Restaurant News

Cafe Paci is back, and this time it’s here to stay

Chef Pasi Petänen may be the finest serial pop-up artist we know, but now he’s setting up in Sydney’s Inner West for the long haul.

By Yvonne C Lam
Chef Pasi Petänen
When Pasi Petänen opened Cafe Paci in 2013, his restaurant was described as the most interesting thing to happen in Sydney that year. The $85 set menu – a Mexican-Finnish-ish cavalcade of snacks, rye tacos, carrot sorbet and that memorable "photato" – was as thrilling as the all-grey colour scheme was not.
The catch? It was only around for 12 months, thanks to its location in a building earmarked for demolition.
But six years is a good amount time for the former Marque head chef to take stock. Since closing Cafe Paci in 2015, he's been busy at Lankan Filling Station, Automata and the now-closed Acme, and has run countless pop-ups cooking Chinese (at Lee Ho Fook), vegetarian (at Yellow), and – quite literally – the colours of the rainbow.
Now he's bringing Paci back, and it's here to stay.
Watch: Pasi Petänen on his restaurant, Cafe Paci, in 2013.
The chef has snagged a permanent space in Sydney's Newtown, right next door to pizza hut Bella Brutta. At Cafe Paci 2.0, the set menu is out, with Petänen opting for a "more spontaneous" à la carte menu that runs from small starters to large-format dishes.
"It's inspired by the Italian That's Amore pop-ups I've been running with [sommelier and wine importer] Giorgio De Maria," says Petänen. "There was a really good energy with people just coming and going all day. The new Paci is somewhere where you can come for a glass of wine and oysters for 20 minutes, or stay for two hours."
The rye and molasses bread will make its glorious return; the "white salad" of turnip, green apple and cured Murray cod, perhaps. But he's struck out the "photato", that genius Scando-Vietnamese hybrid of pho-as-potato. "I'm keen to do larger dishes, and it's hard to eat 200 grams of potato noodles," he says. In its place will be his take on Janssons frestelse (Jansson's temptation), a Swedish-Finnish gratin of potatoes and anchovies served with horseradish cream and pickles.

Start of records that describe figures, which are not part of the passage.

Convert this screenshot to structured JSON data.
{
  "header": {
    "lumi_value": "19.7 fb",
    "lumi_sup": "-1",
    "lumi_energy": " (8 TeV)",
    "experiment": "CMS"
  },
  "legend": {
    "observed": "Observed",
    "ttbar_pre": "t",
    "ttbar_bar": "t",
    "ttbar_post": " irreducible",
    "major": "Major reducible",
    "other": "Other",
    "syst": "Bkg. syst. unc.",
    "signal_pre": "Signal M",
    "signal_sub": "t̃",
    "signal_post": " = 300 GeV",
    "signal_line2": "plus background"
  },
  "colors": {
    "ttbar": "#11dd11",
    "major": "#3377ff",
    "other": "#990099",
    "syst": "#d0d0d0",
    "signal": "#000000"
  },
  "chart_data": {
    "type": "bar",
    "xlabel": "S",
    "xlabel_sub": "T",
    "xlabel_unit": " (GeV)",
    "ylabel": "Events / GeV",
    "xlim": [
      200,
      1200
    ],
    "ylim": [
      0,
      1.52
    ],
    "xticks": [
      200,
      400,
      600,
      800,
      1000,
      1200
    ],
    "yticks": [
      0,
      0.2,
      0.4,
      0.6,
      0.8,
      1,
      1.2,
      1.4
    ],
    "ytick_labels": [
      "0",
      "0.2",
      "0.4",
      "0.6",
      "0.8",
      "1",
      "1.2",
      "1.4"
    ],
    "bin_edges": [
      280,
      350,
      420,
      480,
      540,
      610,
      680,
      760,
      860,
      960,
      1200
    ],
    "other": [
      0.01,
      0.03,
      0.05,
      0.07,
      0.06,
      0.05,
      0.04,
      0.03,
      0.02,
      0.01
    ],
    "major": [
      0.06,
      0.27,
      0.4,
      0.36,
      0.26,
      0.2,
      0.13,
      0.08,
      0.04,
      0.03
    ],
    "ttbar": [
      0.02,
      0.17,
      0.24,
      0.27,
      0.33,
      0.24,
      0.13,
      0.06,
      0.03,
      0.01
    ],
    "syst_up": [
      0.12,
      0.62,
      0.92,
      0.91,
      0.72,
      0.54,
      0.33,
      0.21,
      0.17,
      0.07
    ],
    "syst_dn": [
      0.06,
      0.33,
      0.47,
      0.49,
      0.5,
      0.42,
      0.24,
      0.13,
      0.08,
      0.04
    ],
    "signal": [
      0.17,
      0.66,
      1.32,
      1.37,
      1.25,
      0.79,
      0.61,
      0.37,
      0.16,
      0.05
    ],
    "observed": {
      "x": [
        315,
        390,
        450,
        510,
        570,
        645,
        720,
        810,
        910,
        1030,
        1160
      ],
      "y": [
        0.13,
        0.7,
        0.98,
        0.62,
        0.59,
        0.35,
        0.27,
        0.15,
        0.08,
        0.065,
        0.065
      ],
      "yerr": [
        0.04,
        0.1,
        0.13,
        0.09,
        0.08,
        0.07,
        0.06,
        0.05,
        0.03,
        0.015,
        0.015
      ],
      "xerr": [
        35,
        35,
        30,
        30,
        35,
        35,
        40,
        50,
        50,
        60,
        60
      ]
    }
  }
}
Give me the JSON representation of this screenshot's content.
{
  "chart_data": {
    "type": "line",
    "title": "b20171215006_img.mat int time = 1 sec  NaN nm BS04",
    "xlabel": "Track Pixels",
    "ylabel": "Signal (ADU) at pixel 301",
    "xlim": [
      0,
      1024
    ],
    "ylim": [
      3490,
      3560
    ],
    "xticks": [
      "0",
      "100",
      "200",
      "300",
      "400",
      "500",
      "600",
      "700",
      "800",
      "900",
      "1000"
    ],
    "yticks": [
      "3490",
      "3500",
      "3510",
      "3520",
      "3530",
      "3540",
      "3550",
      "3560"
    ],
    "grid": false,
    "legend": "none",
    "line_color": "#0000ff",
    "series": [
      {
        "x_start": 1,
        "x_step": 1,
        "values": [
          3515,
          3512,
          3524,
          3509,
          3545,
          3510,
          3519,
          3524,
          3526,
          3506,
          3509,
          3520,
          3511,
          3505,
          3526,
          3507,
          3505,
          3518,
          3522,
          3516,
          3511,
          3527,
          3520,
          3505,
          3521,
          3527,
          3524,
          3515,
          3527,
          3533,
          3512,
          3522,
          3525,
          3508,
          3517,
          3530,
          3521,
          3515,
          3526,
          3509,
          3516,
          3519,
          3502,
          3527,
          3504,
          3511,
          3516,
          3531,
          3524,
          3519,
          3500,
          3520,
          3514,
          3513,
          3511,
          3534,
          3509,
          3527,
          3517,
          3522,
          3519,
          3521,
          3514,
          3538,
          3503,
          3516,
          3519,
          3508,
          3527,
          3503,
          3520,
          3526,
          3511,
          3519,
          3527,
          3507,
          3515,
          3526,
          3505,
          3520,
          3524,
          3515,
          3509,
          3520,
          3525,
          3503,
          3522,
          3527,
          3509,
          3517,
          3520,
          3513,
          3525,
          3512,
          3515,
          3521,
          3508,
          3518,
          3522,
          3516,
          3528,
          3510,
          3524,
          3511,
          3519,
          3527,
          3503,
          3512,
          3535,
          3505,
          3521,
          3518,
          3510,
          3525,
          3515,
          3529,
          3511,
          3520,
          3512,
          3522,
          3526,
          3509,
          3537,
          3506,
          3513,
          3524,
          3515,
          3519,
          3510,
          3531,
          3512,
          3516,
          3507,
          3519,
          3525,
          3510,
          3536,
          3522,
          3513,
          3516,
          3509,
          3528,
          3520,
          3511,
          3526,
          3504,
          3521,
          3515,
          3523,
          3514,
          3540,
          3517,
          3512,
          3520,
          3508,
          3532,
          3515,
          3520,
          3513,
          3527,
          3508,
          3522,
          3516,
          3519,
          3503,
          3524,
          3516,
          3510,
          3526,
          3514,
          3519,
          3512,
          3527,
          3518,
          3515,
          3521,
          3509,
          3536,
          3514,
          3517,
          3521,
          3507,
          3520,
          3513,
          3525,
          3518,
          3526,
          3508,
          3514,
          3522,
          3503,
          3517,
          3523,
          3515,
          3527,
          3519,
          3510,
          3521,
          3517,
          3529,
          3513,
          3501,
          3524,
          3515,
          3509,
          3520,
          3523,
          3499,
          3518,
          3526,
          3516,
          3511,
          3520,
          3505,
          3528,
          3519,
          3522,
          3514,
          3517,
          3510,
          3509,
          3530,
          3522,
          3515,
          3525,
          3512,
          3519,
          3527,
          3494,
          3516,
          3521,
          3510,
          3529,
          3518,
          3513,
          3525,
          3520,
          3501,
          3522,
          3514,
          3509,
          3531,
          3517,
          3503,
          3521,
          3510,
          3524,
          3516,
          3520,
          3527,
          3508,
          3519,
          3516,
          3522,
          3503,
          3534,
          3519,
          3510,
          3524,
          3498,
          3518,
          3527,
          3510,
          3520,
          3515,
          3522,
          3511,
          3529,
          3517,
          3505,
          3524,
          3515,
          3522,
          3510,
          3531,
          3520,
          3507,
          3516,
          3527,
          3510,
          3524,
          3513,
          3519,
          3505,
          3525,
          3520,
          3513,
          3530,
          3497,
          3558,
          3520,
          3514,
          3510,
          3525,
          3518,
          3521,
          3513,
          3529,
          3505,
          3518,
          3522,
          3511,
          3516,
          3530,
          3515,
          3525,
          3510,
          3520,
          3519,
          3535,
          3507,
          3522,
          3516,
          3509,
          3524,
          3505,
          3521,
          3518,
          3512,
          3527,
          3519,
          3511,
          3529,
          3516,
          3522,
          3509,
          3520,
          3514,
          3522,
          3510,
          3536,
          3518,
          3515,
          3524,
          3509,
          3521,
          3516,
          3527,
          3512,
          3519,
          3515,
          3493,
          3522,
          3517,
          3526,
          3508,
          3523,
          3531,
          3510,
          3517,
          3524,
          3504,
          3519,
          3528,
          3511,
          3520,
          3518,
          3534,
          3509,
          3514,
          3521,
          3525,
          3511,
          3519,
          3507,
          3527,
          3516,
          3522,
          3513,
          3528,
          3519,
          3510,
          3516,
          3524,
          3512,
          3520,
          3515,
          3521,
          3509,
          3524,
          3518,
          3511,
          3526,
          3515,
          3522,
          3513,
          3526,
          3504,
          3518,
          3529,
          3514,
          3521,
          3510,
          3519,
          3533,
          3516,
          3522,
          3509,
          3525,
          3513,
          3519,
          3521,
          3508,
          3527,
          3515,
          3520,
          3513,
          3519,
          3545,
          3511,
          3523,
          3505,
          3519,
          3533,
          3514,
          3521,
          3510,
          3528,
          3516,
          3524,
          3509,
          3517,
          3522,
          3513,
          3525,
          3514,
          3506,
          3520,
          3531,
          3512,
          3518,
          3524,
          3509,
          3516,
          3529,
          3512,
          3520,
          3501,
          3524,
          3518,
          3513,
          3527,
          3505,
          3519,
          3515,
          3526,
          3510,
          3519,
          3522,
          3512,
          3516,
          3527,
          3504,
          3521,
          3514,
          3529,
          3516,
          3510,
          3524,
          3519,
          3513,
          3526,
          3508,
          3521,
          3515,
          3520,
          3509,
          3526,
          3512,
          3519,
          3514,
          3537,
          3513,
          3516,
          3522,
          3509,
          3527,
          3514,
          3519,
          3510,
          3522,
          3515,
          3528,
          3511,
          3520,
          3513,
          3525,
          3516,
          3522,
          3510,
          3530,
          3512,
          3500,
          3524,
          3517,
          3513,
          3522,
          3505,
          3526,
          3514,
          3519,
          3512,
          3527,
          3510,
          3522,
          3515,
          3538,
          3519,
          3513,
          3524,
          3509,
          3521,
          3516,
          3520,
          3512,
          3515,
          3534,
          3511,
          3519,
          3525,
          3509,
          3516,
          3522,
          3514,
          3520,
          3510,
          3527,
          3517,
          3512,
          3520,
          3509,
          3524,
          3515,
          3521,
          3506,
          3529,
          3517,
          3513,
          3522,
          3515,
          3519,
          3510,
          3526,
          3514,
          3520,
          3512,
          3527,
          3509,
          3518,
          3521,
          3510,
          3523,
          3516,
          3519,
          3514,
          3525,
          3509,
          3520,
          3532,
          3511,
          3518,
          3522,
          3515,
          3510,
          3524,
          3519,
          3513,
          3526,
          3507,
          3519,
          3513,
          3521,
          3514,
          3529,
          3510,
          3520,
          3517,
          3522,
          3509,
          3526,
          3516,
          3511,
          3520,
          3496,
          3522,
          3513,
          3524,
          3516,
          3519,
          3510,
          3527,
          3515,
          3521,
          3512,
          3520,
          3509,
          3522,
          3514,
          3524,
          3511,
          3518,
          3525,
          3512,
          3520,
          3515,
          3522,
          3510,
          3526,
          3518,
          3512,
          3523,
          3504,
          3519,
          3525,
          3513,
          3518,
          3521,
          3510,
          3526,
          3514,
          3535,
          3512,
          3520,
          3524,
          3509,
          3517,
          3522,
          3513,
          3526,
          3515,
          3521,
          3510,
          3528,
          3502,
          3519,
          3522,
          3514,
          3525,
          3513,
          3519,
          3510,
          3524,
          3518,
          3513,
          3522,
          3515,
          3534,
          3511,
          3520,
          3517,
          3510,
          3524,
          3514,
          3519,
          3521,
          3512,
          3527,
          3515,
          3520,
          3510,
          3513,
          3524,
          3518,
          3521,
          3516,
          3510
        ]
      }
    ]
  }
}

For further menu inspiration, he's looked to his Sydney contemporaries. He's signed on Luke Powell (Bella Brutta, LP's Quality Meats) to make mettwurst, a north European fermented pork sausage; and is spinning off the spiced devilled eggs available at Lankan Filling Station. "[O Tama] does this boiled egg dipped in a spiced hot butter, with lots of black pepper, chillies, curry leaves, cardamom and paprika," he says. "Ours won't be as spicy as that. Giorgio will get upset."
De Maria, naturally, is in charge of the wine list which will focus on small producers and food-friendly drops. The red-bearded sommelier will work the floor a few nights a week, too. "He brings up the energy of a place by 100 times. He's like the Viking who got left behind," says Petänen.
Pasi Petänen and Giorgio De Maria.
He's re-recruited George Livissianis, the original Paci designer, to kit out the new space though Petänen promises they'll be putting away the buckets of Taubman's grey. "We're going to spend a bit more money than just painting the space," he says. "The design brief is a French-European bistro and wine bar for the inner-west."
In echoes of 2013, the new Cafe Paci will be one of the most exciting restaurants to open on King Street of late. The launch is a little way off – Petänen is currently engaged in a DA dance with the local council – but once the paperwork is cleared, he's hedging his bets on a spring opening.
"The first space was so huge; here we can have roughly 60 diners. It'll be very compact, with good energy," says Petänen. "Plus I live in Newtown. I can walk to work."
Cafe Paci is slated to open in spring at 131 King St, Newtown, NSW, 2042.